North American shale gas threatens to erode a core market for the Arabian Gulf's fertilizer industry, warned an industry association.
GCC members export half of their fertilizer production abroad, and North America is their second biggest market after Asia with orders totalling 1.7 million tonnes a year.
Those trade flows could shift against the region's favour as North American competitors take advantage of cheap raw materials unlocked by fracking, said the Gulf Petrochemicals and Chemicals Association, an industry group based in Dubai.
"As the economy of the Middle East is so closely tied to the oil and gas industry, any global trends associated with it - be it here, or on the other side of the world - cannot be ignored," said Abdulwahab Al Sadoun, the secretary general of the group.
"With the rapid development of shale gas, it is vital that Middle East fertilizers evolve."
The latest warning shows how the effects of North America's shale boom, all but unforeseen five years ago, are trickling down to areas from gas exports to petrochemical developments to nuclear power plants.
As the unexpected availability of cheap fuel in the United States and Canada powers an industrial renaissance, it is also reshaping trade flows.

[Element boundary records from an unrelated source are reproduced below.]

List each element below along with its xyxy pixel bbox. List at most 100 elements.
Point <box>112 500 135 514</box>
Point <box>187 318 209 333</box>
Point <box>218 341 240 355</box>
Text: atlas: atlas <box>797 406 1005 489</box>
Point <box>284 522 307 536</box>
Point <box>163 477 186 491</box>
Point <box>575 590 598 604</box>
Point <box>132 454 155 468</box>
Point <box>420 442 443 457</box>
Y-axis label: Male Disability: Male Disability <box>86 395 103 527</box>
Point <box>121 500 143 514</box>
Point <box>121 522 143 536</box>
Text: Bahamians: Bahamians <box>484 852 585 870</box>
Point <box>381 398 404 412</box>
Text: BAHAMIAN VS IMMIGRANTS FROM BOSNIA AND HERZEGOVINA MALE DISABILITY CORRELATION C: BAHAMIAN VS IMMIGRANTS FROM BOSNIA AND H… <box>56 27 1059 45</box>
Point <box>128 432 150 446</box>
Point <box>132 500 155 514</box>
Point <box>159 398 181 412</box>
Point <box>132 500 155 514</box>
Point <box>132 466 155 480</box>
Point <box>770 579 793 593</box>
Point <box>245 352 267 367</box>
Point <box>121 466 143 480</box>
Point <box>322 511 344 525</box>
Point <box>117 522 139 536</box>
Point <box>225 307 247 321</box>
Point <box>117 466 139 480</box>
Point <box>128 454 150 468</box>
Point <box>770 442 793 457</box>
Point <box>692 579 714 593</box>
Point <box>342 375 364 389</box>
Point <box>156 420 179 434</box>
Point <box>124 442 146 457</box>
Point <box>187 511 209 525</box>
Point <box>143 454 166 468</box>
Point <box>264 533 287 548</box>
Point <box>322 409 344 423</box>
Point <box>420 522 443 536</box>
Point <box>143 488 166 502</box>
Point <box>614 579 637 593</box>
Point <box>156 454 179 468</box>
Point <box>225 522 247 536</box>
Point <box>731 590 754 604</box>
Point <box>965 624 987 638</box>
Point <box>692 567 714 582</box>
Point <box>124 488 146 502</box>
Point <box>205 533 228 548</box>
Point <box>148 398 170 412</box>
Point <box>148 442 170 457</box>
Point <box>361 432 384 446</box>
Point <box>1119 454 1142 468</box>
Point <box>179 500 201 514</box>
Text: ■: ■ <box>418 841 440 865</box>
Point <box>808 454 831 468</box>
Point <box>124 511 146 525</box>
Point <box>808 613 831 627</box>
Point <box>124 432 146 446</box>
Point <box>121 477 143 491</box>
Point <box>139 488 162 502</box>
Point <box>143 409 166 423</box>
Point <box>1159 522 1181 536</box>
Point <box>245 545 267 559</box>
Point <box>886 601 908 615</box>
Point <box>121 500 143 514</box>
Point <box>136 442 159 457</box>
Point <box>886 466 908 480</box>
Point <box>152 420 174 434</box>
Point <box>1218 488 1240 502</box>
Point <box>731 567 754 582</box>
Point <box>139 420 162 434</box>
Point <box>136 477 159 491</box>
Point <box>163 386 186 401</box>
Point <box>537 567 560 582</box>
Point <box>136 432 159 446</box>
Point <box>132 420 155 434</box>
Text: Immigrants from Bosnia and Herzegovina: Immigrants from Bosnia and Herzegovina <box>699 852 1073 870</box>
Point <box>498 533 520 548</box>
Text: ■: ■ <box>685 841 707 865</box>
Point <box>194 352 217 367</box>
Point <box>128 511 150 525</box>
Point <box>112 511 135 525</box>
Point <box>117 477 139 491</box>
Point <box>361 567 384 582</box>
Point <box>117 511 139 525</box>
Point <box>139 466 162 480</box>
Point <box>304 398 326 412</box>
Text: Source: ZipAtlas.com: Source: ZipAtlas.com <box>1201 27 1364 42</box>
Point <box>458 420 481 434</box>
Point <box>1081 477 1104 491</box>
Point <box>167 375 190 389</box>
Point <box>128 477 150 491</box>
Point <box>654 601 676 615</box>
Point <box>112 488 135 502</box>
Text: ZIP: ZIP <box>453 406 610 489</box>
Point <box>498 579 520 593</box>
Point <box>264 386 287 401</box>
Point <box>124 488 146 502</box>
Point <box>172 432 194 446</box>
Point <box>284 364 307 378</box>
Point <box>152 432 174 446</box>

Gulf investors are putting money into downstream developments far from home, as Abu Dhabi's International Petroleum Investment Company has at Ontario's ageing petrochemical plants.
The US, long a net importer of gas, is converting LNG import terminals for export, and is soon to supply the UK's Centrica alongside Qatar.
Within two decades the US could overtake Saudi Arabia as the world's top oil producer, predicts the International Energy Agency.
"The North American shale gas revolution will give local chemical companies access to cheaper raw materials like nitrogen and sulphur - key components in fertilizers," Mr Sadoun said. "Fertilizer producers in the GCC may lose ground in an important export market if this happens."
For now the region is racing to increase production capacity.
New oil and gas supplies in the GCC last year fuelled an increase in the region's fertilizer production of 10 per cent, compared with worldwide growth of 2.2 per cent.
In three years, capacity is projected to grow to 50.4 million tonnes from today's 31.4 million.